In my experiments, I use the pre-trained model provided by the huggingface library
Base Model | Mask Module | Threshold Module |
---|---|---|
Basic Transformer | 90.50% | 94.02% |
Pre-trained BERT | 90.28% | 94.37% |
As described in the previous sections, I use the CPO from the existing code to train the policy network. However, some parameters in it were adjusted. First, it is important to note that the training method provided inside this code base uses an online approach, so the data for each epoch needs to be generated online. To ensure the availability of the data and to ensure that there are enough trajectories per epoch, I set the maximum length of each trajectory to 1e3 and the maximum length of each epoch to 1e5. A total of 1e3 epochs are trained. During the training the gamma has been set to 0.95, lambda 0.90, and gamma for cost is 0.99 and lambda for cost is 0.97, lastly target kl-divergence is 0.01.
In the module provided in the paper,
there is no training data available for use. All the data for this experiment needs to be regenerated.
However the method used to generate the language constraints in the code of the thesis is extremely simple and contains only 30 words.
This not only makes it very difficult to train the language model, but also has no way to verify the generality of the language model.
To solve the problem, I use a pre-trained sentence rephrase model to rewirte the language constraints.
The model used is the one provided in the HuggingFace library
Base Model | Mask Module | Threshold Module |
---|---|---|
Basic Transformer | 75.33% | 82.42% |
Pre-trained BERT | 91.02% | 93.77% |
One of the problems that bothered me most when conducting the paper replication was that I had to load three models at the same time in the experiment. Two of the models involved natural language analysis, and such models tend to be relatively large in size. The problem with this is that the memory used by the models will be huge. Three models already require nearly 20GB of memory. The training was finally done on an NVIDIA 3090. But even with the 3090, the model size did not get a huge boost because it needed to be loaded at the same time.
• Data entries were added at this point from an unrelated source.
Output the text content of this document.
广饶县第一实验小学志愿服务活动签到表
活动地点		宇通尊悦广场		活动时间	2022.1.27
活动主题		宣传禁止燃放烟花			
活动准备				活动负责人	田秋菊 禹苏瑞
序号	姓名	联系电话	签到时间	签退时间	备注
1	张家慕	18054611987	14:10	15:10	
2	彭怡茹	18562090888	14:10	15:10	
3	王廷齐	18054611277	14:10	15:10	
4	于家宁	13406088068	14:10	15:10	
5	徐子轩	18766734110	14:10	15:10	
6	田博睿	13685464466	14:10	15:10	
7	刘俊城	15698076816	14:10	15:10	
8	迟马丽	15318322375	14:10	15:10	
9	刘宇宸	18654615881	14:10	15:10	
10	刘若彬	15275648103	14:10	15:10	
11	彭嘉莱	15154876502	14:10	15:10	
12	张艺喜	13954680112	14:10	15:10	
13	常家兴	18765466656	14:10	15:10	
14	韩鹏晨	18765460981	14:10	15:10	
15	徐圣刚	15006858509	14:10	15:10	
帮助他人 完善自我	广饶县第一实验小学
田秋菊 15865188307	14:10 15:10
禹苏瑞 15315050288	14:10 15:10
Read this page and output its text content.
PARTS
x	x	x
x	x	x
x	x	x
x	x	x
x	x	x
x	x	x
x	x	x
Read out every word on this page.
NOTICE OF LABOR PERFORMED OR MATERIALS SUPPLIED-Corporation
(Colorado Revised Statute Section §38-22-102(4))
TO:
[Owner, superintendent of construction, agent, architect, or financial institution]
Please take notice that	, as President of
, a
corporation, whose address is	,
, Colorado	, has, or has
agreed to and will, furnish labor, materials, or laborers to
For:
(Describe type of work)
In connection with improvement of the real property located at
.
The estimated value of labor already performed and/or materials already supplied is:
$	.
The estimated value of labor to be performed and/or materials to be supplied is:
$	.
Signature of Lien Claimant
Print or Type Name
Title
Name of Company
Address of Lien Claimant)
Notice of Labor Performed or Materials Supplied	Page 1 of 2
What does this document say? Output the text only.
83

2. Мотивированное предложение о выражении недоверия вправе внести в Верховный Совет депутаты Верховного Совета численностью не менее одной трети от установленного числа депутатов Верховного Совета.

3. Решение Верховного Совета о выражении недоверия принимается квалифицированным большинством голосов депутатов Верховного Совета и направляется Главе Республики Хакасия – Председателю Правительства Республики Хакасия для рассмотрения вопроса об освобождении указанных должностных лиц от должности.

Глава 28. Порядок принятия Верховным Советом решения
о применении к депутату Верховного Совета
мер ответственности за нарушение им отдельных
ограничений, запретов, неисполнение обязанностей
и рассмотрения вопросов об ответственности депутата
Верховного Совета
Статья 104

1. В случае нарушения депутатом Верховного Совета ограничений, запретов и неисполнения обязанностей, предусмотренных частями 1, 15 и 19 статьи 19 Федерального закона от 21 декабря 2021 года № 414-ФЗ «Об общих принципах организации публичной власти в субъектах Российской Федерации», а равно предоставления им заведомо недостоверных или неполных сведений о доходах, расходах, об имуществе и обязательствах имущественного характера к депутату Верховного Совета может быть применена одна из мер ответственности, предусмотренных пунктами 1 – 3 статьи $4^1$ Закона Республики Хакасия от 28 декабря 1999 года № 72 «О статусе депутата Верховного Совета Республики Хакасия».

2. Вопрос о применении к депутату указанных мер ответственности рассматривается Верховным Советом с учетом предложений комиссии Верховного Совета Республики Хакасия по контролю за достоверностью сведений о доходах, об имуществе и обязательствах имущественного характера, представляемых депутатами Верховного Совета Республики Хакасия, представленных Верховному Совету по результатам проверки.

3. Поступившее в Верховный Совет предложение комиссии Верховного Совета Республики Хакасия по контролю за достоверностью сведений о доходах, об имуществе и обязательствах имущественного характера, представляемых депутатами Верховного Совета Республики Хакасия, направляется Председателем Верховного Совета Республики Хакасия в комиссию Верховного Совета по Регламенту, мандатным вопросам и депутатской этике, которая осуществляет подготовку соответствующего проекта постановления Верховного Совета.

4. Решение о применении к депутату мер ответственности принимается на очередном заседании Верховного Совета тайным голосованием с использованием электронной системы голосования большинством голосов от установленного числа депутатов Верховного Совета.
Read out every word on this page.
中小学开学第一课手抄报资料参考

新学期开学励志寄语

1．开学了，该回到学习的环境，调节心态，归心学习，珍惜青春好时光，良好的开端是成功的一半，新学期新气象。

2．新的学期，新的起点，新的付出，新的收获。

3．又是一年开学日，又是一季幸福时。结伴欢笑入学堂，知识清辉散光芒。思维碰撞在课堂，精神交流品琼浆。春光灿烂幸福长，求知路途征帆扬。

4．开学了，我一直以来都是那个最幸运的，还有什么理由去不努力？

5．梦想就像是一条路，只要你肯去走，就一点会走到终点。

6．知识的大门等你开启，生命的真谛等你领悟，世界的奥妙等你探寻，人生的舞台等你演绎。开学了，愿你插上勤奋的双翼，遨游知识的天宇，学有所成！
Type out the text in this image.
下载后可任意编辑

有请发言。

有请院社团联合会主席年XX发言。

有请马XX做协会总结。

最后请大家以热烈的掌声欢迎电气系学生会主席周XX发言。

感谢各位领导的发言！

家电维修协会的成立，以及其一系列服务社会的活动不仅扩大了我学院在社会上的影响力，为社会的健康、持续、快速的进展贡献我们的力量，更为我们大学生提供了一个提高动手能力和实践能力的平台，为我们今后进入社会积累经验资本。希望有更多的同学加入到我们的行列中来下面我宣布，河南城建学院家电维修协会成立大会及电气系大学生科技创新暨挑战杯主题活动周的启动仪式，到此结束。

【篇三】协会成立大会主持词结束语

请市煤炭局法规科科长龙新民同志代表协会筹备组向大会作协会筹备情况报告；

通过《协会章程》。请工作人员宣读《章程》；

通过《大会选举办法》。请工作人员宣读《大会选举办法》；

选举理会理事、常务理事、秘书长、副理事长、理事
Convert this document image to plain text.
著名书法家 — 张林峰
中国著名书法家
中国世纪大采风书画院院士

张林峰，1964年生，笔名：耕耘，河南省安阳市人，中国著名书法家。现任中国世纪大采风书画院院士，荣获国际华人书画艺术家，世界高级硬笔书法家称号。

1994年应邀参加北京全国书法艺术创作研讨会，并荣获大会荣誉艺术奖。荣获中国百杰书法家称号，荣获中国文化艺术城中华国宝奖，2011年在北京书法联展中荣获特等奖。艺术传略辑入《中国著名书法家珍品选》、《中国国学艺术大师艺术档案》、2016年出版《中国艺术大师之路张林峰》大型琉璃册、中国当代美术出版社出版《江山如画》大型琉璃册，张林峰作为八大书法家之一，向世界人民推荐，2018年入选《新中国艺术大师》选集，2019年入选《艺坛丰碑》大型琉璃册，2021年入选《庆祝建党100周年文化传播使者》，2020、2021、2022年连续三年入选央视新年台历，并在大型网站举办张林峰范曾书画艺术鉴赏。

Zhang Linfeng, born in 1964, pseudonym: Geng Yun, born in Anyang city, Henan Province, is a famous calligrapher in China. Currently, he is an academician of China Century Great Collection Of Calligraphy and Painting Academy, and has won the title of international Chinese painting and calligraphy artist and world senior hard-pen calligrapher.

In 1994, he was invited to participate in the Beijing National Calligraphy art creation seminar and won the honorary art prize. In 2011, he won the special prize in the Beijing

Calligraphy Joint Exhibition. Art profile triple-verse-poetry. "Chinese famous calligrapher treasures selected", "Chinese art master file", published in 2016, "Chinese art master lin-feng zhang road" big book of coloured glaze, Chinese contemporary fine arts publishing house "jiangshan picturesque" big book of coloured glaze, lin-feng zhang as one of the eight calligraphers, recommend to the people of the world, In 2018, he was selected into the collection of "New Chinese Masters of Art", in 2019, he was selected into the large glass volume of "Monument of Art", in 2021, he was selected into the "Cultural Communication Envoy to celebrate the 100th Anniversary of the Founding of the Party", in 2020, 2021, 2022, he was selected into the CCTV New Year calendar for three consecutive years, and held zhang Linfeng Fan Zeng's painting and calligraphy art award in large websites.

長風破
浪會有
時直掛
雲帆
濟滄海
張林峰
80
To try to solve the above problem, I had considered using Google's TPU for training. However, after some research, I found that since the experiment is online learning and thus requires the use of CPUs to fetch data from the simulated environment. However, the interface provided by the TPU is very limited, and its coordination requires a lot of work if you want the CPU as well as the TPU to work simultaneously. As an individual, it is very difficult to accomplish such a task. So I finally gave up the idea.
The paper I needed to reproduce this semester focused on deep learning for natural language learning. In the process of replication, I used modules that I am familiar with to modify the model described in the paper to some extent and justify the modification. Although I encountered many difficulties during the replication process, including incomplete data, I found solutions to most of them, and I learned a lot about the practical problems that reinforcement learning requires. I also received very valuable advice from the authors of the paper, which gave me a sense of the enthusiasm of the people working in this research area. I look forward to better developments in the field of reinforcement learning in the future.
Many thanks to Michael Hu for his advice.